Dream doesn’t stop, shoulders wound tight. Hob follows him out the door at a clip, his heart jumping around in his chest.
He catches him just down the hall, snagging him by his wrist and pulling him to a stop. Dream yanks his arm out of Hob’s grasp, but Hob grabs him by the shoulders and pushes him against the wall, stilling him in shock.
“Listen,” he insists. “For one second, God.”
“Why?” Dream grounds out through his clenched jaw. “So you can taunt me about how difficult I am?”
Hob has called him a dick at least fifteen times with barely an acknowledgment, but somehow this, now, is what’s got to him. Hob is pretty sure he knows why.
“You are the most difficult fucking person I have ever met,” he agrees, but continues, before that pinched unhappiness can settle on Dream’s face, “but you are not difficult to love.”
Dream stares at him, gaze moving around Hob’s face. Disbelief at being read like that, perhaps. Yeah, Hob thinks, I fucking pay attention to you, you nitwit.
Hob takes his face between his hands. “I like difficult, don’t you fucking get it? I like you.”
Dream meets his eyes. Hob hopes he can tell how serious he is.
Slowly, the anger unwinds from Dream’s shoulders. “I… like you as well,” he says, seeming uncomfortable to admit it. Caught having human emotions. How terrible.
“Okay, then.” Hob finally exhales. “Alright. Come here.”
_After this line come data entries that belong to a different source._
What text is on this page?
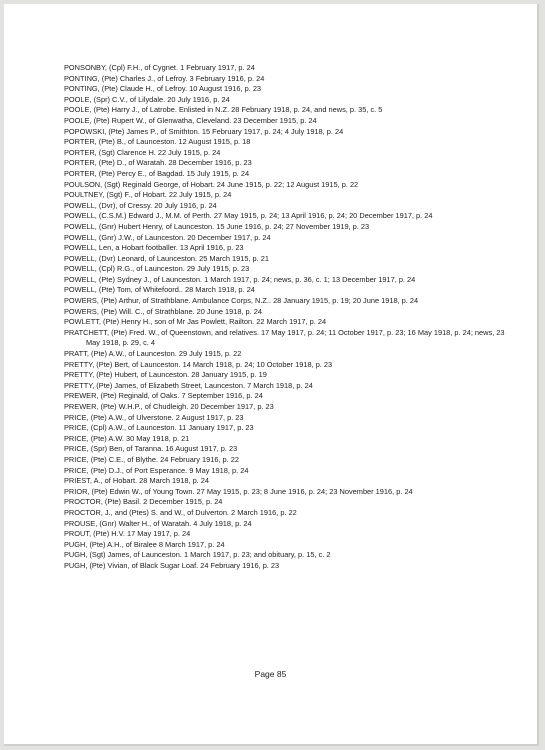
PONSONBY, (Cpl) F.H., of Cygnet. 1 February 1917, p. 24
PONTING, (Pte) Charles J., of Lefroy. 3 February 1916, p. 24
PONTING, (Pte) Claude H., of Lefroy. 10 August 1916, p. 23
POOLE, (Spr) C.V., of Lilydale. 20 July 1916, p. 24
POOLE, (Pte) Harry J., of Latrobe. Enlisted in N.Z. 28 February 1918, p. 24, and news, p. 35, c. 5
POOLE, (Pte) Rupert W., of Glenwatha, Cleveland. 23 December 1915, p. 24
POPOWSKI, (Pte) James P., of Smithton. 15 February 1917, p. 24; 4 July 1918, p. 24
PORTER, (Pte) B., of Launceston. 12 August 1915, p. 18
PORTER, (Sgt) Clarence H. 22 July 1915, p. 24
PORTER, (Pte) D., of Waratah. 28 December 1916, p. 23
PORTER, (Pte) Percy E., of Bagdad. 15 July 1915, p. 24
POULSON, (Sgt) Reginald George, of Hobart. 24 June 1915, p. 22; 12 August 1915, p. 22
POULTNEY, (Sgt) F., of Hobart. 22 July 1915, p. 24
POWELL, (Dvr), of Cressy. 20 July 1916, p. 24
POWELL, (C.S.M.) Edward J., M.M. of Perth. 27 May 1915, p. 24; 13 April 1916, p. 24; 20 December 1917, p. 24
POWELL, (Gnr) Hubert Henry, of Launceston. 15 June 1916, p. 24; 27 November 1919, p. 23
POWELL, (Gnr) J.W., of Launceston. 20 December 1917, p. 24
POWELL, Len, a Hobart footballer. 13 April 1916, p. 23
POWELL, (Dvr) Leonard, of Launceston. 25 March 1915, p. 21
POWELL, (Cpl) R.G., of Launceston. 29 July 1915, p. 23
POWELL, (Pte) Sydney J., of Launceston. 1 March 1917, p. 24; news, p. 36, c. 1; 13 December 1917, p. 24
POWELL, (Pte) Tom, of Whitefoord.. 28 March 1918, p. 24
POWERS, (Pte) Arthur, of Strathblane. Ambulance Corps, N.Z.. 28 January 1915, p. 19; 20 June 1918, p. 24
POWERS, (Pte) Will. C., of Strathblane. 20 June 1918, p. 24
POWLETT, (Pte) Henry H., son of Mr Jas Powlett, Railton. 22 March 1917, p. 24
PRATCHETT, (Pte) Fred. W., of Queenstown, and relatives. 17 May 1917, p. 24; 11 October 1917, p. 23; 16 May 1918, p. 24; news, 23 May 1918, p. 29, c. 4
PRATT, (Pte) A.W., of Launceston. 29 July 1915, p. 22
PRETTY, (Pte) Bert, of Launceston. 14 March 1918, p. 24; 10 October 1918, p. 23
PRETTY, (Pte) Hubert, of Launceston. 28 January 1915, p. 19
PRETTY, (Pte) James, of Elizabeth Street, Launceston. 7 March 1918, p. 24
PREWER, (Pte) Reginald, of Oaks. 7 September 1916, p. 24
PREWER, (Pte) W.H.P., of Chudleigh. 20 December 1917, p. 23
PRICE, (Pte) A.W., of Ulverstone. 2 August 1917, p. 23
PRICE, (Cpl) A.W., of Launceston. 11 January 1917, p. 23
PRICE, (Pte) A.W. 30 May 1918, p. 21
PRICE, (Spr) Ben, of Taranna. 16 August 1917, p. 23
PRICE, (Pte) C.E., of Blythe. 24 February 1916, p. 22
PRICE, (Pte) D.J., of Port Esperance. 9 May 1918, p. 24
PRIEST, A., of Hobart. 28 March 1918, p. 24
PRIOR, (Pte) Edwin W., of Young Town. 27 May 1915, p. 23; 8 June 1916, p. 24; 23 November 1916, p. 24
PROCTOR, (Pte) Basil. 2 December 1915, p. 24
PROCTOR, J., and (Ptes) S. and W., of Dulverton. 2 March 1916, p. 22
PROUSE, (Gnr) Walter H., of Waratah. 4 July 1918, p. 24
PROUT, (Pte) H.V. 17 May 1917, p. 24
PUGH, (Pte) A.H., of Biralee 8 March 1917, p. 24
PUGH, (Sgt) James, of Launceston. 1 March 1917, p. 23; and obituary, p. 15, c. 2
PUGH, (Pte) Vivian, of Black Sugar Loaf. 24 February 1916, p. 23
Page 85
He drags Dream down into a hug, tucking Dream's face into his shoulder. Dream wraps his arms around his back. Hob sighs into him, so relieved.
When they’ve stood there long enough that the remaining tension has melted away, Hob pulls back, ghosting a finger over Dream’s lips. “You aren’t difficult to want, either,” he murmurs. “We got interrupted.”
Dream leans back against the wall, pulling Hob with him. “I would have thought you would want someone…” his lips press thin as he feels for the word. “Nice.”
Hob chuckles, holding him by his hips, pressing a kiss into his neck and whispering there, “Oh, love, where is the fun in that?”